Modeling Vacuum Arcs

TL;DR

This paper develops a comprehensive model of vacuum arcs, integrating mechanical failure, plasma dynamics, and surface evolution to better understand arc initiation, development, and surface damage.

Contribution

It introduces a multi-scale, self-consistent modeling approach combining molecular dynamics, PIC simulations, and surface thermodynamics for vacuum arcs.

Findings

Identifies key differences from existing models.

Provides numerical results illustrating arc development.

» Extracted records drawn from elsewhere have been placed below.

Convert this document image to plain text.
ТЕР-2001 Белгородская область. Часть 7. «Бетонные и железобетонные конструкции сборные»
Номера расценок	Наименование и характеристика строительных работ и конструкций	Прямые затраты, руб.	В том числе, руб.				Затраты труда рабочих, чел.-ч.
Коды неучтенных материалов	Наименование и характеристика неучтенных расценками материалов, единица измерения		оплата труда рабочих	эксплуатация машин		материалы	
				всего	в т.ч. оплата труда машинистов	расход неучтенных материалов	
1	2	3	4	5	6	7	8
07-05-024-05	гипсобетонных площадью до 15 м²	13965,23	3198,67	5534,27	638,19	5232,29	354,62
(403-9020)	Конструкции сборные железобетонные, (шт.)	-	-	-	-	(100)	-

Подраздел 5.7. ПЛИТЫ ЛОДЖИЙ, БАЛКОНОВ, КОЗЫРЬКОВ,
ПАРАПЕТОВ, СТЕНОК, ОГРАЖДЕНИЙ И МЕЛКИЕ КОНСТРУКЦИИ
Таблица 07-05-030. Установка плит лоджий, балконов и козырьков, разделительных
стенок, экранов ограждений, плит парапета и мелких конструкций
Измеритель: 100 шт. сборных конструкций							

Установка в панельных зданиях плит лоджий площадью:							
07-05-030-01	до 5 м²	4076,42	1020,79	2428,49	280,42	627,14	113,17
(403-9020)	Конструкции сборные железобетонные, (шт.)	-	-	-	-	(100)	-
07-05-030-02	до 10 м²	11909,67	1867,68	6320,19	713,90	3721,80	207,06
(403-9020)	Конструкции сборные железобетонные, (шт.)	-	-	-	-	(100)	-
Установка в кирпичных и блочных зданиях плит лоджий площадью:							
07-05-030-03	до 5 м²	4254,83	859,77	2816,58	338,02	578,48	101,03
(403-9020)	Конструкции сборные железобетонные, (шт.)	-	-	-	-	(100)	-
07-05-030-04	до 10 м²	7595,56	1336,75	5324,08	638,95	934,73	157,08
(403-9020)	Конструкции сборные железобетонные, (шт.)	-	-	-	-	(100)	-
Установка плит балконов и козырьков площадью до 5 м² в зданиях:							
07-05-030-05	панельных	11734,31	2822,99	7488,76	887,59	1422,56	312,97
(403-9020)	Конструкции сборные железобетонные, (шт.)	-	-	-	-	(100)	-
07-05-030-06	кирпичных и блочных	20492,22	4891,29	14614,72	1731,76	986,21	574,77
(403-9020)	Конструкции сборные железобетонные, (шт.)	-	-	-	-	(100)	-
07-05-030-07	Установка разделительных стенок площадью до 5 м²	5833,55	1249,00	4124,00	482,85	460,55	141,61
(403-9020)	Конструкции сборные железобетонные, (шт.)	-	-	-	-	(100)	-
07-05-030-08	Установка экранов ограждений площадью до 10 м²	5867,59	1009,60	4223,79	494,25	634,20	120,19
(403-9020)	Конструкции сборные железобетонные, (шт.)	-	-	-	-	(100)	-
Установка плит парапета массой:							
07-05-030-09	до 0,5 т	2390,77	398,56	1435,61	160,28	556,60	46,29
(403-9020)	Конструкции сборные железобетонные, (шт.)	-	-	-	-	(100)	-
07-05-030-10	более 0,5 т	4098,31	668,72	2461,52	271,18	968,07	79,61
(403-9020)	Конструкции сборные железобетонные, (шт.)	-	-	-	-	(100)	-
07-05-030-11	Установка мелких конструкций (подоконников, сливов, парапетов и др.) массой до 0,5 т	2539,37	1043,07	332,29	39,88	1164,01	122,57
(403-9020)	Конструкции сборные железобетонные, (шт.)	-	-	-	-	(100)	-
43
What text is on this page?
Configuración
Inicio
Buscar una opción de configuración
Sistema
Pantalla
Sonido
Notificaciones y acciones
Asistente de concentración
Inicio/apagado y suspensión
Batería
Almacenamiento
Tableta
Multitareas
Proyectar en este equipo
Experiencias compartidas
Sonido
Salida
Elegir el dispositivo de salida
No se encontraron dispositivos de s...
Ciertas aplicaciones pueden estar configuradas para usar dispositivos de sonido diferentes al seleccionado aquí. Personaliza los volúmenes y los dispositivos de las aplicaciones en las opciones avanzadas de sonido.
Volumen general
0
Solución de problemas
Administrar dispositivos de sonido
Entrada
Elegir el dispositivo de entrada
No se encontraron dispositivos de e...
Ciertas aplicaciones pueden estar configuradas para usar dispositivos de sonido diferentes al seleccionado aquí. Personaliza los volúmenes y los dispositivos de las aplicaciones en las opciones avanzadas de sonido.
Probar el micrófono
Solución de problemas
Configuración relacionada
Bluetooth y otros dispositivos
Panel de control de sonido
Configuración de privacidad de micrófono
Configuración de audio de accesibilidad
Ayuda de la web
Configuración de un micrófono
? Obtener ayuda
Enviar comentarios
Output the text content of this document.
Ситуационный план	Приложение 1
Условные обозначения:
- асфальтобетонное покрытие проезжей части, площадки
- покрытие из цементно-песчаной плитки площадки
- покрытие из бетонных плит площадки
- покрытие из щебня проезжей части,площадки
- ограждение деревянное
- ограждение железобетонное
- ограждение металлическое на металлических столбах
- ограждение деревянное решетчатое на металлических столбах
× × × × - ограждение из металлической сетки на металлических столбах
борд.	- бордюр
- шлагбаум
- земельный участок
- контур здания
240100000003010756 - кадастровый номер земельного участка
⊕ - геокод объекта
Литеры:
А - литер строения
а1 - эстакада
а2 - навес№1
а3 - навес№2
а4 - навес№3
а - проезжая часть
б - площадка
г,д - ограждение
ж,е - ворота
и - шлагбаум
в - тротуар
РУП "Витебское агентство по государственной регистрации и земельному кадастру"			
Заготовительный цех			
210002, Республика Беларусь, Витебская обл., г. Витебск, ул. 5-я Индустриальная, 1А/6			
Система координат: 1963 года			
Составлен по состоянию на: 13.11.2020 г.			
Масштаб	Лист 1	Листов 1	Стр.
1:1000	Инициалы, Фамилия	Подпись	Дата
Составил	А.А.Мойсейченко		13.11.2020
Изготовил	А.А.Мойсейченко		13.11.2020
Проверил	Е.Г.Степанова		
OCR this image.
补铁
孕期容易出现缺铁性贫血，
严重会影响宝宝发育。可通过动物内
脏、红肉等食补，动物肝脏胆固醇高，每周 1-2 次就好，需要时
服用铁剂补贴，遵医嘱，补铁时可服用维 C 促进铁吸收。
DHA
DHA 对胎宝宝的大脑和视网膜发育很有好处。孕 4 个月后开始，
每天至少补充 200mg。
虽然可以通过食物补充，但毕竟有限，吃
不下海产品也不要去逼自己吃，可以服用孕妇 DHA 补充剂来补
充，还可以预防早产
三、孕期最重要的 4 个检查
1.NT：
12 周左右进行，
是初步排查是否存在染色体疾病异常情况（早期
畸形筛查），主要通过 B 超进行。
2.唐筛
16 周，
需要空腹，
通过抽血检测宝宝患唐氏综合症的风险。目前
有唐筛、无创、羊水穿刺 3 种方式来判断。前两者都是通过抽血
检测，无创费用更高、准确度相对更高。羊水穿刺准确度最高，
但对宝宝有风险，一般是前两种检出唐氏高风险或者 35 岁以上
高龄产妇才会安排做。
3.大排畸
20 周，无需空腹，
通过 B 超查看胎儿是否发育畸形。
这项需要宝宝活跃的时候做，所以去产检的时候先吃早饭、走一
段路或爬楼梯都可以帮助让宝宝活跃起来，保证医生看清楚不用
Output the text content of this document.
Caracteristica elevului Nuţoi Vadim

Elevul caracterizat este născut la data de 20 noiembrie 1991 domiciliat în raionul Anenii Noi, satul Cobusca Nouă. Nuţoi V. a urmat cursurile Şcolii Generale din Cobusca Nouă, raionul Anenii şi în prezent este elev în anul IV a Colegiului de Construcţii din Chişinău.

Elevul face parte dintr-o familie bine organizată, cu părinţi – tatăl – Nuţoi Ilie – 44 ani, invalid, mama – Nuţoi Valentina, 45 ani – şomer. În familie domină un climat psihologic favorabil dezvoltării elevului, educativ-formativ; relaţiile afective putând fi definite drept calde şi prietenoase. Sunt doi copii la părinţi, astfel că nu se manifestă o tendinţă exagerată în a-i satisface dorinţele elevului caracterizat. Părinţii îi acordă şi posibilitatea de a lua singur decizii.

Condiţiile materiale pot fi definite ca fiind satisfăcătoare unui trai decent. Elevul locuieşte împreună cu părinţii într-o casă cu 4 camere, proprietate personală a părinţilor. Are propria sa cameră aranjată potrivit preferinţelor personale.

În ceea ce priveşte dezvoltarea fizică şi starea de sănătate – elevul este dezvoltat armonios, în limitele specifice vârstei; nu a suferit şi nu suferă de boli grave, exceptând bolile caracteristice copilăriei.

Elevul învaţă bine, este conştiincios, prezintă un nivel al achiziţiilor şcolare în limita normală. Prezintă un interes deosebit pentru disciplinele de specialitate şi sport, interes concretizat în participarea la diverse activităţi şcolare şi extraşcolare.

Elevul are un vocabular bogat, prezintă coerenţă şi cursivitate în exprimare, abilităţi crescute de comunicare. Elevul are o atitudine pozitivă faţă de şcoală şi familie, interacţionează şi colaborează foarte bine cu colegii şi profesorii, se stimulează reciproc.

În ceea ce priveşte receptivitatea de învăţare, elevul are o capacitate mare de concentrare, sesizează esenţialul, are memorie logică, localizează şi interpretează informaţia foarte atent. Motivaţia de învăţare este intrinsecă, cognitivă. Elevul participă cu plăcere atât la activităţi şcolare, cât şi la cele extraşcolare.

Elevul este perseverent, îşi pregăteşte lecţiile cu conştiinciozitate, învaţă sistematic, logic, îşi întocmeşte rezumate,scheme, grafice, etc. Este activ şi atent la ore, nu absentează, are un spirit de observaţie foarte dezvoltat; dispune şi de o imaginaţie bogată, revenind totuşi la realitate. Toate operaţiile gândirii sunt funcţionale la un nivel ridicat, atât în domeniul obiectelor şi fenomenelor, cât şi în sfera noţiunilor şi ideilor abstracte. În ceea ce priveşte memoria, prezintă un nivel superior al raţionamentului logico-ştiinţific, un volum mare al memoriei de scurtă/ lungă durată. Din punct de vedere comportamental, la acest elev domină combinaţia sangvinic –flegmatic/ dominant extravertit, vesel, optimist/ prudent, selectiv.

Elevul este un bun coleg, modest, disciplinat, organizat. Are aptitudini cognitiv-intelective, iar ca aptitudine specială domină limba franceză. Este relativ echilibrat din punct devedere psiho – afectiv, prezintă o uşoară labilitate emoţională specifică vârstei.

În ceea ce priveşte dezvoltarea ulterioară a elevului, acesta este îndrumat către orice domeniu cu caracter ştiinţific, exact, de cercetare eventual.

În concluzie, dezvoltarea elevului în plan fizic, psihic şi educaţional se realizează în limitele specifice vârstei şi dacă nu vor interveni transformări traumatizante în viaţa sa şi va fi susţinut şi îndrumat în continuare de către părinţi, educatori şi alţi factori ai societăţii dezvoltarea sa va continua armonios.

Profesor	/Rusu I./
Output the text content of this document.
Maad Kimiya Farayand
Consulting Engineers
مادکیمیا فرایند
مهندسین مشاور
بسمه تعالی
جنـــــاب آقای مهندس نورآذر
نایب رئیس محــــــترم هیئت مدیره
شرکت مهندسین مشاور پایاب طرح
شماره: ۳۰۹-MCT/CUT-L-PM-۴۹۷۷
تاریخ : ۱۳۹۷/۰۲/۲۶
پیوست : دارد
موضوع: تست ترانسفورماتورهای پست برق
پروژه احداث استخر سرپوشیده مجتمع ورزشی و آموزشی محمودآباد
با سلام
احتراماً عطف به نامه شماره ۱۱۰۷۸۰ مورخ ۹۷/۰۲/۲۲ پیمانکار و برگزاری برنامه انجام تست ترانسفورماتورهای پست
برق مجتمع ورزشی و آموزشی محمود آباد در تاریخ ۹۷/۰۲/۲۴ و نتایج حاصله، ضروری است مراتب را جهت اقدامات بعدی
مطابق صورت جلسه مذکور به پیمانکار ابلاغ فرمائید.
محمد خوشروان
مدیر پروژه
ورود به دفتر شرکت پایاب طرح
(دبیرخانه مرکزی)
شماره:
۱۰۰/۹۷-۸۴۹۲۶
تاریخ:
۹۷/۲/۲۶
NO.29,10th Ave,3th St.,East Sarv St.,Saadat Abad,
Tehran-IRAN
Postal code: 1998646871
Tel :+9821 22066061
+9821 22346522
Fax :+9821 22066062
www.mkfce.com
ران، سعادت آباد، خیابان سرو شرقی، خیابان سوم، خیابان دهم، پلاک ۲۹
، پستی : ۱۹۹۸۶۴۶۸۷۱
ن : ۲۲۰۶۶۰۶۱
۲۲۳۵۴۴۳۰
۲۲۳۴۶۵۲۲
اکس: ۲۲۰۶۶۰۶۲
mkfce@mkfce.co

Highlights mechanisms of surface damage and arc termination.

Abstract

We are developing a model of vacuum arcs. This model assumes that arcs develop as a result of mechanical failure of the surface due to Coulomb explosions, followed by ionization of fragments by field emission and the development of a small, dense plasma that interacts with the surface primarily through self sputtering and terminates as a unipolar arc capable of producing breakdown sites with high enhancement factors. We have attempted to produce a self consistent picture of triggering, arc evolution and surface damage. We are modeling these mechanisms using Molecular Dynamics (mechanical failure, Coulomb explosions, self sputtering), Particle-In-Cell (PIC) codes (plasma evolution), mesoscale surface thermodynamics (surface evolution), and finite element electrostatic modeling (field enhancements). We can present a variety of numerical results. We identify where our model differs from other descriptions of this phenomenon.